Our Lord of Conspicuous Consumption

I found this video on Christian Nightmares today.  In the caption, the poster said “I don’t like Bill Maher, but I love his Christmas message”  Watch and see what you think.

I don’t particularly like Maher either, I think he’s a smarmy, condescending know-it-all.  This time, he’s also right.  We’re crazy about stuff in the this country.  Stuff, and the pursuit of it, is really what most of us worship.  If it wasn’t, we wouldn’t be arguing over providing very basic (almost minimal) health care for all our citizens or whether the people who need it the least should get a break on their taxes.  Everybody wants to keep the stuff they have and then go out and get more stuff.  And, nothing brings out this drive to accumulate more than Christmas.  Every year, the store’s are filled with shoppers buying crap that they don’t need and really can’t afford.  We infect our children with this disease, too.  One Christmas afternoon, when my nephew was about 2 or 3, his father (my brother) wanted to look at one of his toys.  This normally sweet, good-natured kid pulled all the things he’d gotten that day into a pile, lay on it and yelled “MINE, MINE, MINE!!!”  Unfortunately, that’s an all too frequent reaction and not just among kids.  Contrast that story with one my grandmother used to tell about her favorite Christmas when she was a little girl.  Grandma was born in 1905 in Volunteer, a little community in the foothills of the North Carolina mountains.  She lived on a small tobacco farm and like most mountain farm families in those days, money was scarce.  Today, we’d call them poor and enact all sorts of social programs; back around 1910, no such programs existed.  Any help that folks got came from church groups and private citizens.  The Christmas I’m talking about, one of those groups got together and gathered some resources so the children in the poor families would get something for Christmas.  Grandma and her brothers and sisters didn’t know all that.  What they knew was, not long after dark, they heard sleigh bells coming up the road to their house.  Then, after the bells stopped, they heard a hearty “Ho, Ho, Ho” and, when Grandpa Chandler opened the door, who stood there but Santa Claus.  He came in, partook of what hospitality the family could offer (to do otherwise would’ve been an insult) and, finally, started passing out presents.  Grandma got an apple, an orange, a little bucket full of hard candy and baby doll.  And, she was elated.  She remembered that Christmas Eve until the day she died at the age 95.  How do you think kids today would react to such a meager haul at Christmas? 
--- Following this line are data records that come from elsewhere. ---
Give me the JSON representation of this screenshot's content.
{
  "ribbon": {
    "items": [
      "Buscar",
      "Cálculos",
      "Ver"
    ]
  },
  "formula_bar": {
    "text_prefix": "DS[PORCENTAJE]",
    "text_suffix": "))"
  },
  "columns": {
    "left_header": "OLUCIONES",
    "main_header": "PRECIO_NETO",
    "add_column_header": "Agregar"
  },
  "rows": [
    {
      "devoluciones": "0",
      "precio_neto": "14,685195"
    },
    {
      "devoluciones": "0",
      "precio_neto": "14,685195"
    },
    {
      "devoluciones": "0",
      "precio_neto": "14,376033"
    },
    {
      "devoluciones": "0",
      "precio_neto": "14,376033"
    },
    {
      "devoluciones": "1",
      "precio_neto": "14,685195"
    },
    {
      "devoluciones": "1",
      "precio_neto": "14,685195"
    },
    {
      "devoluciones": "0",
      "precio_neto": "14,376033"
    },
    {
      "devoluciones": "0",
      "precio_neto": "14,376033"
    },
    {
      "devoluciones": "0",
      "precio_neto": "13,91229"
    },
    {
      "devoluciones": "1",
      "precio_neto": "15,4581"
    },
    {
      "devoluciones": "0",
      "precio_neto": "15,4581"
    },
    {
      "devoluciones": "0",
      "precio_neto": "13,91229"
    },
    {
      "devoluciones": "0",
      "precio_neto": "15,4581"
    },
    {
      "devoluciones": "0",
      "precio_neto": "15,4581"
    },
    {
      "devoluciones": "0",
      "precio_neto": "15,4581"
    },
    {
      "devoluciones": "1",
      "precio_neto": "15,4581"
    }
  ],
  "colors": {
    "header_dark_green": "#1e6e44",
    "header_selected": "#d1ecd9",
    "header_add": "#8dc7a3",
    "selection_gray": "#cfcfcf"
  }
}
A lot of Christians go around this time of year, saying to anyone that will listen “Jesus is the reason for the season”.  Okay, I’ll buy that, it is “Christ”mas after all.  So, why don’t we start acting like it?  Why don’t we do the things Jesus did, like help the needy, the poor, and the marginalized.  Find someone who’s trying to do that and give them a hand.  Find a family in need and throw them a lifeline.  Hell, just quit thinking the guy panhandling is lazy and should get a job and give him a dollar.  Better yet, give him a dollar or something to eat and talk to him like an actual human being.  That would be a helluva lot better way to celebrate Jesus’ birth than crying over a sweater you don’t need.